Ibitinga, Sábado, 29 de Agosto de 2026
OAB cobra explicação sobre ?castigo? em penitenciária
Cerca de 400 detentos de Ribeirão Preto estão sem direito à visita, TV e alimento da família por um período de um mês

A Comissão de Direitos Humanos da OAB quer saber por que cerca de 400 presos do raio 2 foram castigados a ficar 30 dias trancados nas celas sem banho de sol, sem direito a visitas e proibidos de receber semanalmente as sacolas de alimentos e produtos de higiene dos familiares. Os televisores também foram retirados das celas.

"Recebemos pelo menos 15 telefonemas de mulheres de presos reclamando deste fato. Um diretor da penitenciária nos confirmou que o castigo foi determinado pela direção da Secretaria de Administração Penitenciária", diz Vanderley Caixe Filho, coordenador da Comissão de Direitos Humanos.

O advogado explica que vai representar ao juiz Corregedor dos Presídios Luiz Augusto Freire Teotonio para que ele verifique o que está ocorrendo e se a medida é legal. "São vários homens amontoados em uma cela. É um tratamento desumano. Estão sendo tratados como animais", protesta Caixe.

Para o advogado Daniel Rondi, que também acompanha o caso, o "castigo" não tem respaldo jurídico. "Para ter um Regime Disciplinar Diferenciado é preciso autorização da Justiça e não apenas um regulamento da SAP. A secretaria está cometendo um abuso e criando clima de terror no presídio", diz.

Castigo

Na semana passada, um agente penitenciário foi agredido por um preso. Enquanto o detento era retirado de sua cela no raio 2 e passava pelo passadiço ele teria recebido socos e pontapés de funcionários da unidade.

O fato foi confirmado pelo diretor da penitenciária Paulo Cesar Barros a Comissão de Direitos Humanos da OAB.

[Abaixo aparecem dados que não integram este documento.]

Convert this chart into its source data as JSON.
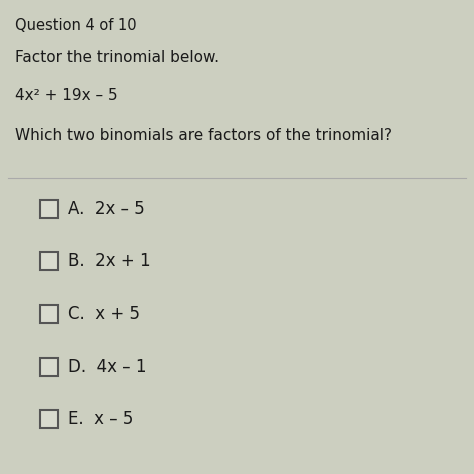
{
  "title_line": "Question 4 of 10",
  "instruction": "Factor the trinomial below.",
  "equation": "4x² + 19x – 5",
  "question": "Which two binomials are factors of the trinomial?",
  "options": [
    {
      "letter": "A.",
      "text": "2x – 5"
    },
    {
      "letter": "B.",
      "text": "2x + 1"
    },
    {
      "letter": "C.",
      "text": "x + 5"
    },
    {
      "letter": "D.",
      "text": "4x – 1"
    },
    {
      "letter": "E.",
      "text": "x – 5"
    }
  ],
  "bg_color": "#cccfc0",
  "text_color": "#1a1a1a",
  "divider_color": "#aaaaaa",
  "checkbox_edge_color": "#555555",
  "checkbox_face_color": "#d8dace",
  "title_fontsize": 10.5,
  "body_fontsize": 11.0,
  "option_fontsize": 12.0,
  "figsize": [
    4.74,
    4.74
  ],
  "dpi": 100
}
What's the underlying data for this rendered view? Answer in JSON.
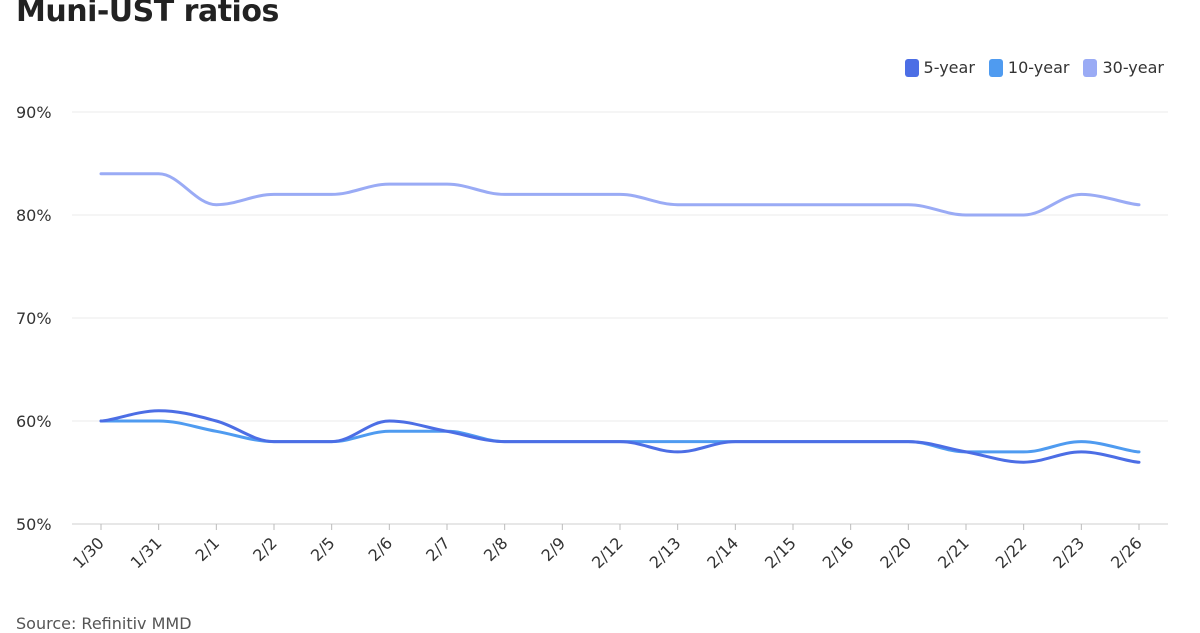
{
  "title": "Muni-UST ratios",
  "source": "Source: Refinitiv MMD",
  "chart_data": {
    "type": "line",
    "title": "Muni-UST ratios",
    "xlabel": "",
    "ylabel": "",
    "categories": [
      "1/30",
      "1/31",
      "2/1",
      "2/2",
      "2/5",
      "2/6",
      "2/7",
      "2/8",
      "2/9",
      "2/12",
      "2/13",
      "2/14",
      "2/15",
      "2/16",
      "2/20",
      "2/21",
      "2/22",
      "2/23",
      "2/26"
    ],
    "series": [
      {
        "name": "5-year",
        "color": "#4c6ee5",
        "values": [
          60,
          61,
          60,
          58,
          58,
          60,
          59,
          58,
          58,
          58,
          57,
          58,
          58,
          58,
          58,
          57,
          56,
          57,
          56
        ]
      },
      {
        "name": "10-year",
        "color": "#4f9bf0",
        "values": [
          60,
          60,
          59,
          58,
          58,
          59,
          59,
          58,
          58,
          58,
          58,
          58,
          58,
          58,
          58,
          57,
          57,
          58,
          57
        ]
      },
      {
        "name": "30-year",
        "color": "#9aabf5",
        "values": [
          84,
          84,
          81,
          82,
          82,
          83,
          83,
          82,
          82,
          82,
          81,
          81,
          81,
          81,
          81,
          80,
          80,
          82,
          81
        ]
      }
    ],
    "ylim": [
      50,
      90
    ],
    "yticks": [
      50,
      60,
      70,
      80,
      90
    ],
    "ytick_labels": [
      "50%",
      "60%",
      "70%",
      "80%",
      "90%"
    ],
    "grid": true,
    "legend": "top-right"
  }
}
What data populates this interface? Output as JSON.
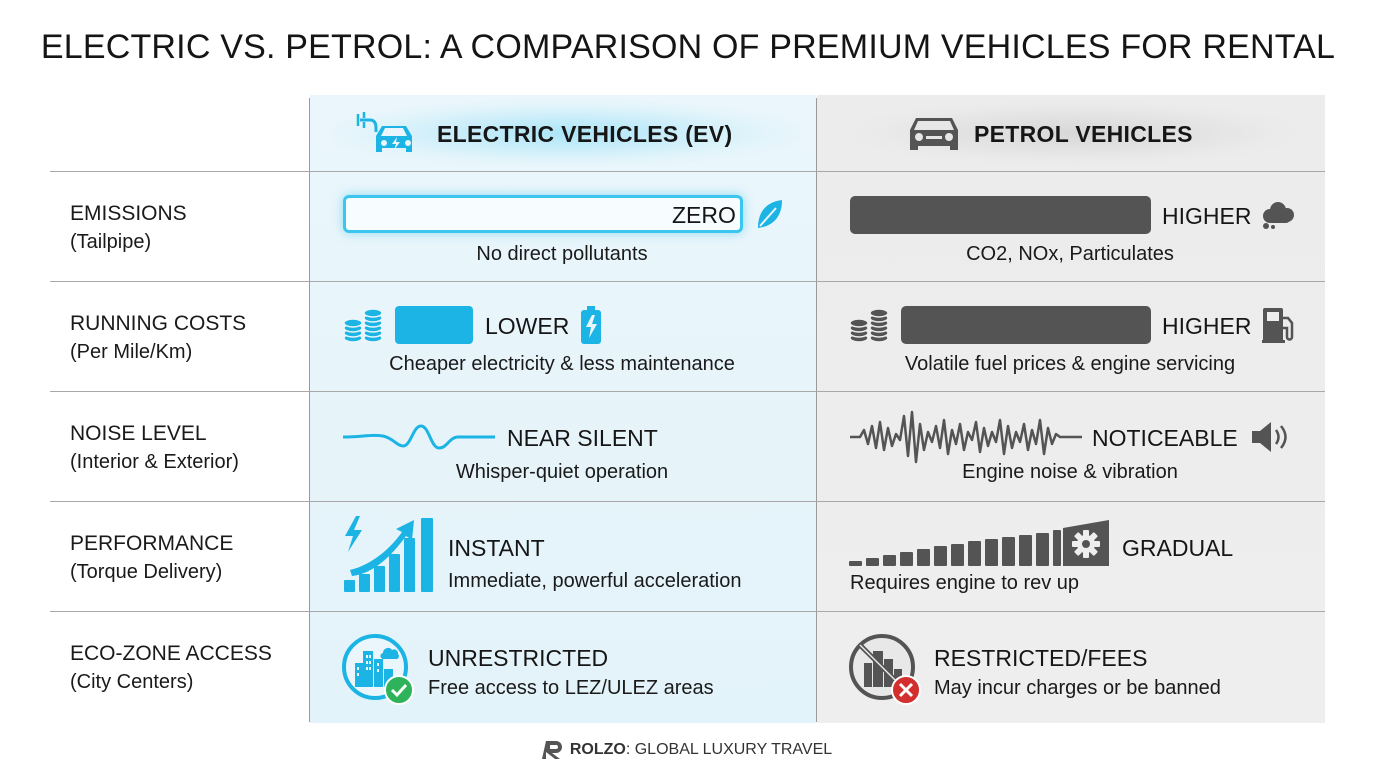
{
  "title": "ELECTRIC VS. PETROL: A COMPARISON OF PREMIUM VEHICLES FOR RENTAL",
  "columns": {
    "ev": {
      "label": "ELECTRIC VEHICLES (EV)",
      "icon": "electric-car-plug-icon",
      "accent": "#1cb4e4"
    },
    "petrol": {
      "label": "PETROL VEHICLES",
      "icon": "car-icon",
      "accent": "#545454"
    }
  },
  "rows": [
    {
      "label": "EMISSIONS",
      "sublabel": "(Tailpipe)",
      "ev": {
        "value": "ZERO",
        "desc": "No direct pollutants",
        "icon": "leaf-icon"
      },
      "petrol": {
        "value": "HIGHER",
        "desc": "CO2, NOx, Particulates",
        "icon": "smoke-cloud-icon"
      }
    },
    {
      "label": "RUNNING COSTS",
      "sublabel": "(Per Mile/Km)",
      "ev": {
        "value": "LOWER",
        "desc": "Cheaper electricity & less maintenance",
        "icon": "battery-charging-icon"
      },
      "petrol": {
        "value": "HIGHER",
        "desc": "Volatile fuel prices & engine servicing",
        "icon": "fuel-pump-icon"
      }
    },
    {
      "label": "NOISE LEVEL",
      "sublabel": "(Interior & Exterior)",
      "ev": {
        "value": "NEAR SILENT",
        "desc": "Whisper-quiet operation",
        "icon": "smooth-wave-icon"
      },
      "petrol": {
        "value": "NOTICEABLE",
        "desc": "Engine noise & vibration",
        "icon": "speaker-icon"
      }
    },
    {
      "label": "PERFORMANCE",
      "sublabel": "(Torque Delivery)",
      "ev": {
        "value": "INSTANT",
        "desc": "Immediate, powerful acceleration",
        "icon": "lightning-growth-chart-icon"
      },
      "petrol": {
        "value": "GRADUAL",
        "desc": "Requires engine to rev up",
        "icon": "gear-icon"
      }
    },
    {
      "label": "ECO-ZONE ACCESS",
      "sublabel": "(City Centers)",
      "ev": {
        "value": "UNRESTRICTED",
        "desc": "Free access to LEZ/ULEZ areas",
        "icon": "city-check-icon"
      },
      "petrol": {
        "value": "RESTRICTED/FEES",
        "desc": "May incur charges or be banned",
        "icon": "city-banned-icon"
      }
    }
  ],
  "footer": {
    "brand": "ROLZO",
    "tagline": ": GLOBAL LUXURY TRAVEL",
    "logo_icon": "rolzo-logo-icon"
  }
}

Após a agressão o Grupo de Intervenção Rápida fez uma revista na penitenciária e cerca de 30 presos foram levados para o Regime Disciplinar Diferenciado, no presídio de Presidente Venceslau.

Os que ficaram no raio 2 foram obrigados a ficar sem banho de sol e visitas.

Outro lado

A assessoria da SAP informou por nota que é procedimento padrão após casos como a agressão é que os presos permaneçam trancados por um período mínimo de 15 dias. Contudo, os sentenciados estão recebendo atendimentos dos Advogados, Oficiais de Justiça e da enfermaria. A nota diz ainda que esse período de privação se faz necessário, a fim de verificar quais as outras providências devem ser adotadas.